My car's sensors are limited to engine performance, the fuel gauge, the speedometer and if the doors are closed or not and an accelerometer to trigger the air bags when there is some unplanned, rapid disassembly happening. And the only thing that my car has that connects to anything is my retrofitted bluetooth capable radio. No radars, no lidars, no air monitors, no light sensors, no cameras, no rain detectors, no tire pressure caps, no GPS receiver, no broadband modem, no cruise control.
The thing about all that junk is that it's nice to have, but at the same time it drives complexity and cost and is a maintenance liability. Any one of those complex systems can fail and very few of them actually are for the improvement of the core functionality of a car or the safety. They're mostly convenience features. Imagine having to park your car yourself instead of pressing the auto park button. But at least I don't have to pay $5000 to replace and realign the radar park assist sensors if they failed to detect that narrow pole that was just between them when I hit the autopark button only only have to pay for a can of paint if I screw up myself, which hasn't happened yet.
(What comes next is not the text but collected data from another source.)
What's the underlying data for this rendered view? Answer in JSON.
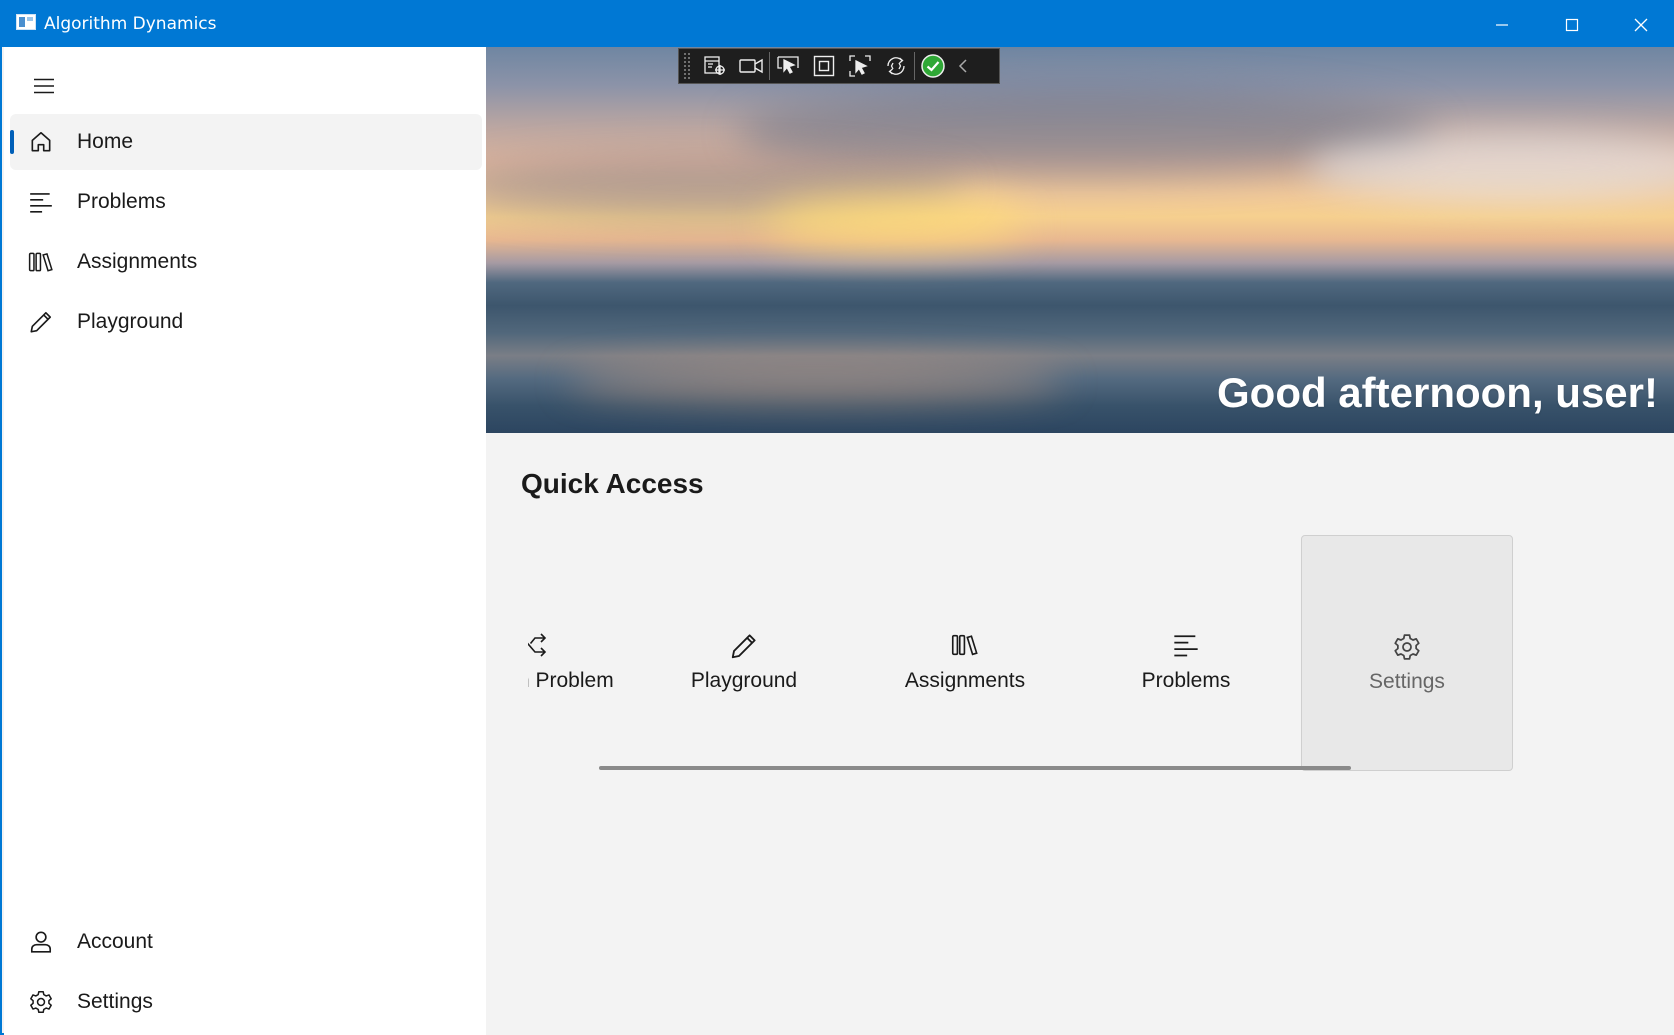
{
  "window": {
    "title": "Algorithm Dynamics",
    "accent": "#0078d4"
  },
  "sidebar": {
    "menu_icon": "hamburger-icon",
    "items": [
      {
        "label": "Home",
        "icon": "home-icon",
        "selected": true
      },
      {
        "label": "Problems",
        "icon": "list-icon"
      },
      {
        "label": "Assignments",
        "icon": "books-icon"
      },
      {
        "label": "Playground",
        "icon": "pencil-icon"
      }
    ],
    "footer_items": [
      {
        "label": "Account",
        "icon": "person-icon"
      },
      {
        "label": "Settings",
        "icon": "gear-icon"
      }
    ]
  },
  "hero": {
    "greeting": "Good afternoon, user!"
  },
  "devtools": {
    "buttons": [
      "live-visual-tree-icon",
      "record-icon",
      "select-element-icon",
      "display-layout-adorners-icon",
      "track-focus-icon",
      "hot-reload-icon",
      "binding-ok-icon",
      "collapse-chevron-icon"
    ]
  },
  "quick_access": {
    "title": "Quick Access",
    "items": [
      {
        "label": "Random Problem",
        "icon": "shuffle-icon"
      },
      {
        "label": "Playground",
        "icon": "pencil-icon"
      },
      {
        "label": "Assignments",
        "icon": "books-icon"
      },
      {
        "label": "Problems",
        "icon": "list-icon"
      },
      {
        "label": "Settings",
        "icon": "gear-icon",
        "hovered": true
      }
    ]
  }
}
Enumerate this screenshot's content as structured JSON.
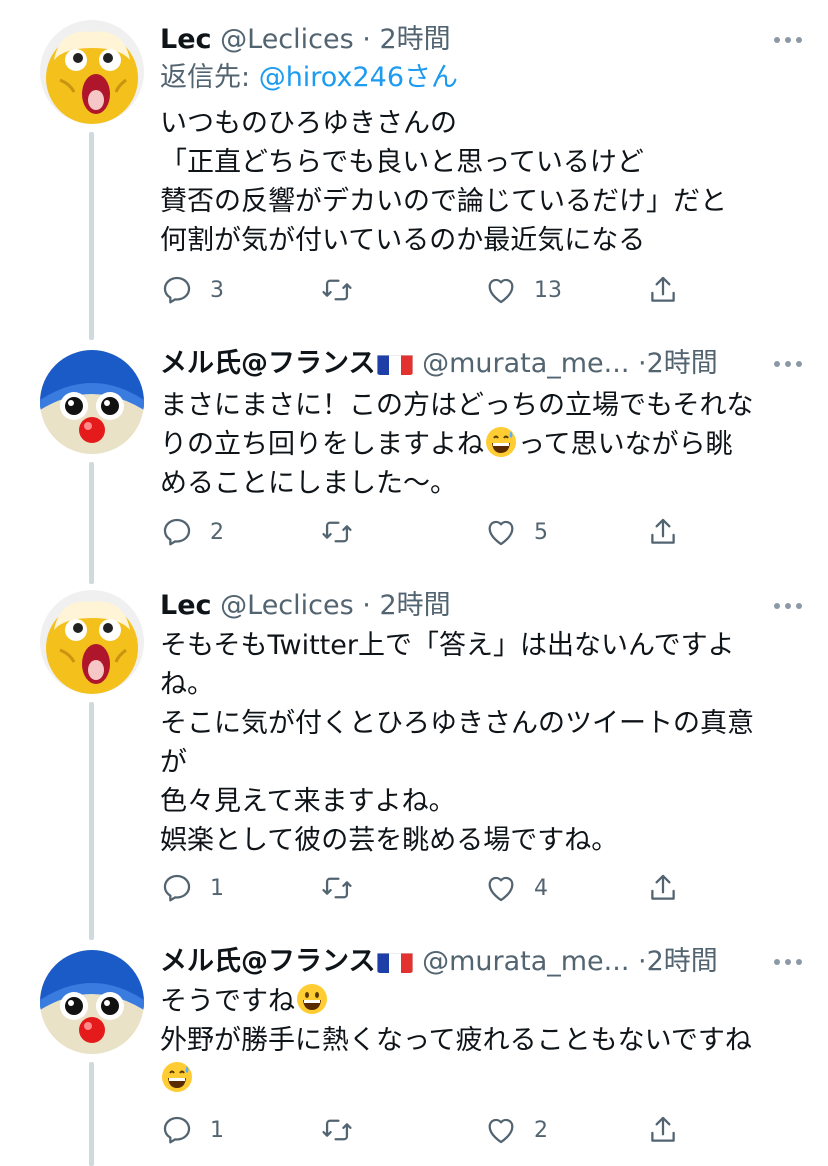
{
  "tweets": [
    {
      "name": "Lec",
      "handle": "@Leclices",
      "dot": "·",
      "time": "2時間",
      "reply_prefix": "返信先: ",
      "reply_to": "@hirox246さん",
      "lines": [
        "いつものひろゆきさんの",
        "「正直どちらでも良いと思っているけど",
        "賛否の反響がデカいので論じているだけ」だと",
        "何割が気が付いているのか最近気になる"
      ],
      "reply_count": "3",
      "retweet_count": "",
      "like_count": "13"
    },
    {
      "name": "メル氏@フランス",
      "handle": "@murata_me...",
      "dot": "·",
      "time": "2時間",
      "lines": [
        "まさにまさに！この方はどっちの立場でもそれな",
        "りの立ち回りをしますよね",
        "って思いながら眺",
        "めることにしました〜。"
      ],
      "reply_count": "2",
      "retweet_count": "",
      "like_count": "5"
    },
    {
      "name": "Lec",
      "handle": "@Leclices",
      "dot": "·",
      "time": "2時間",
      "lines": [
        "そもそもTwitter上で「答え」は出ないんですよ",
        "ね。",
        "そこに気が付くとひろゆきさんのツイートの真意",
        "が",
        "色々見えて来ますよね。",
        "娯楽として彼の芸を眺める場ですね。"
      ],
      "reply_count": "1",
      "retweet_count": "",
      "like_count": "4"
    },
    {
      "name": "メル氏@フランス",
      "handle": "@murata_me...",
      "dot": "·",
      "time": "2時間",
      "lines": [
        "そうですね",
        "外野が勝手に熱くなって疲れることもないですね"
      ],
      "reply_count": "1",
      "retweet_count": "",
      "like_count": "2"
    }
  ],
  "emoji_names": [
    "grinning-sweat-emoji",
    "smiling-emoji"
  ],
  "icons": [
    "reply-icon",
    "retweet-icon",
    "like-icon",
    "share-icon",
    "more-icon",
    "france-flag-icon"
  ],
  "colors": {
    "link": "#1d9bf0",
    "secondary": "#536471",
    "thread_line": "#cfd9de"
  }
}
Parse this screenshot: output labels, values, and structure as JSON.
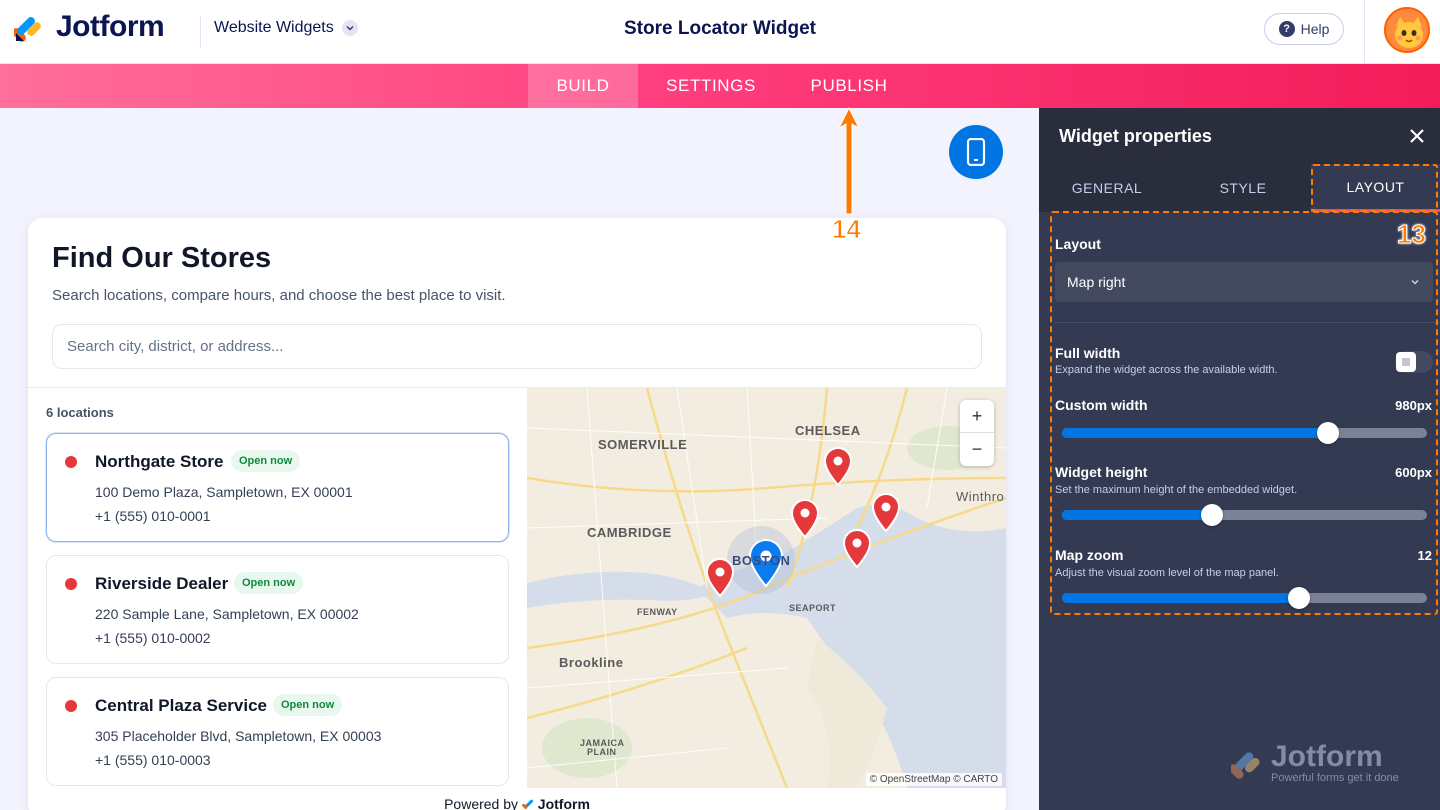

My car is also started with a turn key, that physically connects the spark plugs to the power supply. So when I want to stop the car, I only need to turn the key. There were cases where cars would use software with a start button to start the engine, and then you basically have no emergency stop button to stop the car in case you had a runaway engine because it was all in software and fly by wire. You couldn't switch to neutral, because that would be dangerous and then you are in for the ride of your life until you either crash or run out of gas. And that has happened.

All systems that rely on software only and are safety critical should be designed to have a physical backup switch in case the software fails. And emergency stop buttons should also be failsafe and completely unreliant on software.

"There is an infrastructure by honda", and there is half of your problem. They decide that your car is no longer supported, you're out of luck. They decide to track you and sell all that data to who knows who, they can do that. They decide that you should not be allowed to unlock your car anymore? Well, tough luck getting your car to open because it's depending on their services. It's ridiculous that you don't even own your phone and computer anymore, but now they do that same stuff with your car?

The security of the car shouldn't depend on the user's device and some crappy attempts to prevent it from running in a testing environment, it should depend on the car and only on the car. If I were to somehow decide that I do want a car that is accessible from the internet, then the only way I would ever allow that is if I am in control of access control and own the whole chain of trust myself. That is a public-private key pair that I generate is required and no backdoor access other than me unlocking my car with a physical key and pressing some hard buttons to reset everything.